# Fast acting lime



## Gorgonzola17 (Feb 28, 2018)

Does anyone know if the fast acting lime at Lowe's is calcitic or dolomitic. My magnesium is already through the roof so I dont need dolomitic.


----------



## desirous (Dec 15, 2017)

If you mean the Sta-Green Rapid-Lime https://www.lowes.com/pd/Sta-Green-30-lb-Lime-Balance-Soil/50189499, yes, it is calcitic. It is Solu-Cal packaged for Lowes.


----------



## Gorgonzola17 (Feb 28, 2018)

desirous said:


> If you mean the Sta-Green Rapid-Lime https://www.lowes.com/pd/Sta-Green-30-lb-Lime-Balance-Soil/50189499, yes, it is calcitic. It is Solu-Cal packaged for Lowes.


I was talking about the pennington one.

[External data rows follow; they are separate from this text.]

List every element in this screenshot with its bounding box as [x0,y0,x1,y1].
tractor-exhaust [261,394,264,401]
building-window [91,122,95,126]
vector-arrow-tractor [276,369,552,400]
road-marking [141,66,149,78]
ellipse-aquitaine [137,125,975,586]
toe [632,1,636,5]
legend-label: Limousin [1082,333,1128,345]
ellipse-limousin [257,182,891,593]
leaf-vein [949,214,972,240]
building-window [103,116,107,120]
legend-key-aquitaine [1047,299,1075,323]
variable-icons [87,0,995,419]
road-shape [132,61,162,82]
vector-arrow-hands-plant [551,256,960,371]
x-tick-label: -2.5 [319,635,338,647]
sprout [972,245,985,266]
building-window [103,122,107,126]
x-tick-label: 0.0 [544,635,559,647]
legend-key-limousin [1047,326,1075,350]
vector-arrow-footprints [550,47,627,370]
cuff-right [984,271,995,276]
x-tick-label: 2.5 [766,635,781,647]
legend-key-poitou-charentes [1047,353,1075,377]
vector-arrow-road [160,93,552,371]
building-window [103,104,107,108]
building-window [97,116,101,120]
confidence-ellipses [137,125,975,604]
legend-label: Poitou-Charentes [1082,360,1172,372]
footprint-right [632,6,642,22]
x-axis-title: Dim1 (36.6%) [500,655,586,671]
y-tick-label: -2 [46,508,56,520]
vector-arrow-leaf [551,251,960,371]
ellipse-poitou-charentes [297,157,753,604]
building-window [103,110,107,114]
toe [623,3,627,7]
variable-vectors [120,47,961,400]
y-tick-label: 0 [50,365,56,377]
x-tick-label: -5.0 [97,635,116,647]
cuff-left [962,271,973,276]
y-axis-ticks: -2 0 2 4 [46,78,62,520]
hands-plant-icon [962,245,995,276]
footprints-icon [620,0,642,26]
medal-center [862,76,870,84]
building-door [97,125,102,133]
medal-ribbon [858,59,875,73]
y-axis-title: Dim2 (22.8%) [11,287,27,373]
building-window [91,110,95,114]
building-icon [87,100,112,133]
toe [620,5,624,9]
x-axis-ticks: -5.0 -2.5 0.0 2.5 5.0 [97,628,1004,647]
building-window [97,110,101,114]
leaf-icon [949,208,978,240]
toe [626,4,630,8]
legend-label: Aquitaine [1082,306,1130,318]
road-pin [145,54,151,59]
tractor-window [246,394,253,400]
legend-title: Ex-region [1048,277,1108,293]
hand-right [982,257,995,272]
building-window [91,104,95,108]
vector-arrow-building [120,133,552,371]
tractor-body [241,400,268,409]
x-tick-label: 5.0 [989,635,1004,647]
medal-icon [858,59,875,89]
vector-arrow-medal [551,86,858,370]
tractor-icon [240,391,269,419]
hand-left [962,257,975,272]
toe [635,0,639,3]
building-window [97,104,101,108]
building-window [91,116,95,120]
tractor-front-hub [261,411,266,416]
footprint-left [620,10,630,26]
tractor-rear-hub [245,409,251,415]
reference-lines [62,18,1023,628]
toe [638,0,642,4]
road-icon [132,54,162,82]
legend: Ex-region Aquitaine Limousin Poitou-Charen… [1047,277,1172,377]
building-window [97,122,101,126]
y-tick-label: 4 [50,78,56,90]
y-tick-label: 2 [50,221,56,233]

Should have been more specific. Based on the specs on the back of the bag, it is definitely calcitic.


----------



## desirous (Dec 15, 2017)

A few years ago, the Pennington lime was calcitic relabeled ENCAP. It is no longer available in my area, but last year, people have reported that newer Pennington is dolomitic. Check the Mg percentages on the back of the bag to be sure.


----------



## Gorgonzola17 (Feb 28, 2018)

I believe it was only 6 grams and the dolomitic was 18 grams.


----------